Si cette mesure a vidé le portefeuille des classes moyennes et inférieures, et ruiné les commerçants des bazars, elle a permis aux producteurs locaux de s’imposer face à leurs concurrents étrangers, dont les marchandises sont devenues hors de prix. Profitant d’un marché de 83 millions de consommateurs, le « fabriqué en Iran » a donc pu se développer. Des petites et moyennes entreprises ont vu le jour, et parfois même prospéré.
Le cas de Sara n’est pas isolé. Jouets, cosmétiques, nettoyants et matériaux de construction sont désormais produits en Iran par des entreprises locales. « Avant les sanctions, il y avait par exemple dix entreprises de production de détergents.
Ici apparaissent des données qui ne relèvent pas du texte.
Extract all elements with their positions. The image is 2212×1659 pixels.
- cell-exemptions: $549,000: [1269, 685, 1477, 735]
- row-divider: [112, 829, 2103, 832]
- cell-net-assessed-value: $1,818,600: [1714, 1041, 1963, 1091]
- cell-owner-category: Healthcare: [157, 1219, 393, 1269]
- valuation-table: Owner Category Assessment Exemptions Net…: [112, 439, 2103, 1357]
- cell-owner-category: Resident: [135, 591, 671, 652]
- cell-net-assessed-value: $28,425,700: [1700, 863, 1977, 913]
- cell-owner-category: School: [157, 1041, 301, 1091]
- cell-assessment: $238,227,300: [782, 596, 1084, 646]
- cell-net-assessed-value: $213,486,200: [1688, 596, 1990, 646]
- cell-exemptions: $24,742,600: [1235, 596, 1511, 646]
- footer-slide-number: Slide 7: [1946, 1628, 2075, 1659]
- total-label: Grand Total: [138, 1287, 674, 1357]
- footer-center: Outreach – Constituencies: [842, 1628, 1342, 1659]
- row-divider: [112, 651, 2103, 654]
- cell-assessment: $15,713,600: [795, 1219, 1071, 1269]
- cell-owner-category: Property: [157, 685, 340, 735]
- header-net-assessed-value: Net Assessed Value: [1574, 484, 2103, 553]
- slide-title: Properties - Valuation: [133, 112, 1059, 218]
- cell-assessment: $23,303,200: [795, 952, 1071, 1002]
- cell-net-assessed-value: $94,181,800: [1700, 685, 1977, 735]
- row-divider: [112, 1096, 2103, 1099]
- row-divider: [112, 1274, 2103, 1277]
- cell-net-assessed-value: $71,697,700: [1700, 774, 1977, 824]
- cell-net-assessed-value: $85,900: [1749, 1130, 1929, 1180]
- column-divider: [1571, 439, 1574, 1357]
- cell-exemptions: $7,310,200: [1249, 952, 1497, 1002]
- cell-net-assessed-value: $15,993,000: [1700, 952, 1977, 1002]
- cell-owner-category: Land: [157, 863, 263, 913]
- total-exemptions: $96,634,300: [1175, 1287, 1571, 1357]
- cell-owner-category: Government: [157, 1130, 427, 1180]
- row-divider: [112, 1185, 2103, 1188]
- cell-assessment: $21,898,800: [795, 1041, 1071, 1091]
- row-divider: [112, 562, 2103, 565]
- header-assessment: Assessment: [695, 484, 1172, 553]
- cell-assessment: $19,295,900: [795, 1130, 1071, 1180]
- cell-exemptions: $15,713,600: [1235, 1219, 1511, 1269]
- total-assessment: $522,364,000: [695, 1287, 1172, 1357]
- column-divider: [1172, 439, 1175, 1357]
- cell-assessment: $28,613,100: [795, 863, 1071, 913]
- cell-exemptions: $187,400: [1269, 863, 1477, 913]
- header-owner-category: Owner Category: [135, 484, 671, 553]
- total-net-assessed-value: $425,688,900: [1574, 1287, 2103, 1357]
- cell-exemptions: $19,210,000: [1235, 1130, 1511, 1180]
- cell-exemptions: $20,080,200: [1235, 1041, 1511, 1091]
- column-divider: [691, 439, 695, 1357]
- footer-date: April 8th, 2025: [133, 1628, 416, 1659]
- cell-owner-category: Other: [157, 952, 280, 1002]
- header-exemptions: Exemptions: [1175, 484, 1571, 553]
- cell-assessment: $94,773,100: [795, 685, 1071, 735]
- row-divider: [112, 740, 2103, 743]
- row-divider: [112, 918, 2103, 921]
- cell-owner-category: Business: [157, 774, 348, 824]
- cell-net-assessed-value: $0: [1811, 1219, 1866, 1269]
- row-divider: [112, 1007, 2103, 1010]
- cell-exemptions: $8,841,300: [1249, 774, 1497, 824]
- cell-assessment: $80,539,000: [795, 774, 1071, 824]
Il y en a 170 aujourd’hui », note Cyrus Razzaghi, président du cabinet de conseil Ara Enterprise, joint par téléphone à Téhéran.
Depuis la révolution de 1979, les mesures restrictives ont contraint l’économie iranienne à être « autosuffisante à près de 80 % », même si, relativise-t-il, « la qualité des produits n’est pas toujours satisfaisante, en particulier dans l’automobile, où des pièces détachées et certaines technologies manquent ». La grosse difficulté, poursuit-il, « c’est la pénurie de produits tels que les médicaments de chimiothérapie ou les ordinateurs. Mais, globalement, les affaires tournent ».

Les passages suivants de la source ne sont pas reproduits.